Bangunan candi terbuat dari paduan batu kali, bata merah, dan bata kumbung. Bangunan tergantung kontur tanah kadang ada yang dipadu dengan batu andesit dan limeston. Diduga candi di Siser tidak ke atas terus strukturnya, bagian atas dibuat cungkup. Bila candi menghadap timur berarti untuk pemujaan, bila ke barat berarti untuk pendharmaan atau hormati seseorang. Candi tersebut diperkirakan ada menjelang munculnya Majapahit, tinggal pembabakannya saja.
Supriyo dari Lembaga Studi dan Advokasi Pembaruan Sosial dan Koordinator Cakra Budaya Lamongan, menyebutkan, hingga saat ini di Lamongan tercatat ada 44 prasasti dan lima candi yang ditemukan. Struktur candi yang ditemukan yakni di Bowocangkring Kecamatan Bluluk, Pataan (Sambeng), Siser (Laren), Lukrejo (Sukodadi), petirtaan di Sukodadi. Selain itu ditemukan fajra atau genta di Plosowayu (Lamongan). Khusus temuan candi di Siser, bermula saat ada alat bajak membentur benda keras di sawah tanah kas desa. Sawah itu selama 22 tahun dikelola Kepala Dusun Siser, Warsian. Saat ia kecil di lokasi itu ada arca, tetapi dicuri orang.

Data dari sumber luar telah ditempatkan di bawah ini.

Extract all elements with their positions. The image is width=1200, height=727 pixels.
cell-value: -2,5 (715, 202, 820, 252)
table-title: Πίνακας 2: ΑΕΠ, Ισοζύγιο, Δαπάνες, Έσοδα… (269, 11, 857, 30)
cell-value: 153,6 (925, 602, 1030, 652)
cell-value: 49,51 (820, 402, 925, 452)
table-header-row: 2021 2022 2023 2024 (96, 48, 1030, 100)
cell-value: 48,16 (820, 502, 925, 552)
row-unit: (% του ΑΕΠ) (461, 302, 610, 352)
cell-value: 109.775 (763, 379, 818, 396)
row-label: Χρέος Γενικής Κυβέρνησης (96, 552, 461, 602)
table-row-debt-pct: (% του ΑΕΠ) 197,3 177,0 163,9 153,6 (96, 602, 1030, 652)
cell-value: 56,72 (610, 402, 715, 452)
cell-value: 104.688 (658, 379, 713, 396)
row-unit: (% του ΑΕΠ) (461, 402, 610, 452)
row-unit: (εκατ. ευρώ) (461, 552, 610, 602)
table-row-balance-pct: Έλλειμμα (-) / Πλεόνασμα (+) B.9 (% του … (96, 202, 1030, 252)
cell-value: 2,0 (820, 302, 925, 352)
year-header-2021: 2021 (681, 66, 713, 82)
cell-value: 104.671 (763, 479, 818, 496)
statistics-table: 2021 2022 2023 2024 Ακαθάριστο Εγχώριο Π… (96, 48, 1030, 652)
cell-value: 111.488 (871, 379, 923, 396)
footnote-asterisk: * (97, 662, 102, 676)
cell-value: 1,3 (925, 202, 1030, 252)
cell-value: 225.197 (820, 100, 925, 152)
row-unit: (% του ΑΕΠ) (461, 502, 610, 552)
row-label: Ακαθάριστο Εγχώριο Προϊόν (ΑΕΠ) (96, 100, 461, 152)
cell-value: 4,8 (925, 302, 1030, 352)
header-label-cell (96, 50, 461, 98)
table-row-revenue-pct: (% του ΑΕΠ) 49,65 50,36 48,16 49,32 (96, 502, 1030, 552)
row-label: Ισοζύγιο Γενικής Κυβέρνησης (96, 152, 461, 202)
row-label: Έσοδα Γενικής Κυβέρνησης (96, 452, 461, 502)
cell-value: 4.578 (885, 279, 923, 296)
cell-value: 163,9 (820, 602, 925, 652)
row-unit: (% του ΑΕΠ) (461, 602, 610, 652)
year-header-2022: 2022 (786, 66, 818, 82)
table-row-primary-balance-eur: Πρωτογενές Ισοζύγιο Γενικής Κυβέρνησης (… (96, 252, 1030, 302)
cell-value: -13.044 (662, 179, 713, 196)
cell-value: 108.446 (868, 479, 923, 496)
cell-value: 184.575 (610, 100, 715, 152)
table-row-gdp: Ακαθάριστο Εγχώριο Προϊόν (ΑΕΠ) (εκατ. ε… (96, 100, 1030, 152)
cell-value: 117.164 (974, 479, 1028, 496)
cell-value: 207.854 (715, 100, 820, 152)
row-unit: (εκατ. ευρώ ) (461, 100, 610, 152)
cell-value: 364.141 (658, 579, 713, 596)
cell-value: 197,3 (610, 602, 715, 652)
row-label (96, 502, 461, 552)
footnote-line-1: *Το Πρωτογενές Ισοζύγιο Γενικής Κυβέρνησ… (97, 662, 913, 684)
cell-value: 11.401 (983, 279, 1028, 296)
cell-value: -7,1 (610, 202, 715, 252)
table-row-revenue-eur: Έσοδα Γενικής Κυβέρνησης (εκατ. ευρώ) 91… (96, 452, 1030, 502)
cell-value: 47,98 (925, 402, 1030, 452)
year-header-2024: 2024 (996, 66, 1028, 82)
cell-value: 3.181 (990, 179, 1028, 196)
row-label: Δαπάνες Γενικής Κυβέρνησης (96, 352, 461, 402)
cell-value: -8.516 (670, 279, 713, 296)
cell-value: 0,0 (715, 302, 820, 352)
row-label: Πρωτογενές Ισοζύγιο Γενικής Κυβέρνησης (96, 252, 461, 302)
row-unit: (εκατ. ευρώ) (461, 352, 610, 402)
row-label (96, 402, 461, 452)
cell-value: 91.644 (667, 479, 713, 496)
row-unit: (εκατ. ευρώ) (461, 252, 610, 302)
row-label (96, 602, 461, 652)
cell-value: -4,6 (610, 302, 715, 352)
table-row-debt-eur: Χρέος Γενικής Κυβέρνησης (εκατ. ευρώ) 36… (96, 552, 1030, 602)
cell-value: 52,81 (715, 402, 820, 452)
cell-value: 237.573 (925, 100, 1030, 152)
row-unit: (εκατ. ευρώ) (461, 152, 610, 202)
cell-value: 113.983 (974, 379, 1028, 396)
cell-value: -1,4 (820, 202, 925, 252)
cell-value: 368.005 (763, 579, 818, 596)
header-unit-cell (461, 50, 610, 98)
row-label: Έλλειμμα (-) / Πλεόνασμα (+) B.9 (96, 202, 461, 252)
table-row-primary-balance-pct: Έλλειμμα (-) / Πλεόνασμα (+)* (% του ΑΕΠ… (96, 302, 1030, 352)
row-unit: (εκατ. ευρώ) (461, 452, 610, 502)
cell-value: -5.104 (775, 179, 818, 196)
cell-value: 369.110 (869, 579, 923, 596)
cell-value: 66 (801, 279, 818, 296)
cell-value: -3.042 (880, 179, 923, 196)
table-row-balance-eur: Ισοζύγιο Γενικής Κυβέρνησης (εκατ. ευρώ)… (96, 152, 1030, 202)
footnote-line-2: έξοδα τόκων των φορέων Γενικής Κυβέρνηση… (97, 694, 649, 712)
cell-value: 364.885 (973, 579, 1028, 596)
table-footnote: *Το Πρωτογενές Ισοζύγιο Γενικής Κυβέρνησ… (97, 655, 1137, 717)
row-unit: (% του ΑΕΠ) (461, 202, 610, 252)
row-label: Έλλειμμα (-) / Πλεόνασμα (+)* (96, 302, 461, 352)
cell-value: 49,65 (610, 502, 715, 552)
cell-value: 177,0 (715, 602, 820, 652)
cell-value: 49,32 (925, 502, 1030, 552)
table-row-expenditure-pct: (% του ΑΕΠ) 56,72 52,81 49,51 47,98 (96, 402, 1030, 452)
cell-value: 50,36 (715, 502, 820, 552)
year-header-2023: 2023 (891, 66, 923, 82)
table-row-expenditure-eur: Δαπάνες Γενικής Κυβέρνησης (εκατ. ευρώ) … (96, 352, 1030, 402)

Menurut Supriyo, temuan di Siser menunjukkan wilayah sumber pangan dan peran vital Bengawan Solo. Saat itu ada naditira pradesa (daerah punya otonomi mengelola tambangan penyeberangan). Bahkan ada 10 tambangan yang masih berfungsi hingga kini. Tambangan itu diantaranya di Widang- Babat, Kendal Pasiwuran (kini Siwuran), Wareng (kini Parengan), Parijek (kini Prijek), Blawi Sambo, Lowayu (Dukun Kabupaten Gresik). "Dulu sungai menjadi sarana transportasi andalan. Daerah sekitar sungai jadi basis sumber pangan," kata Supriyo.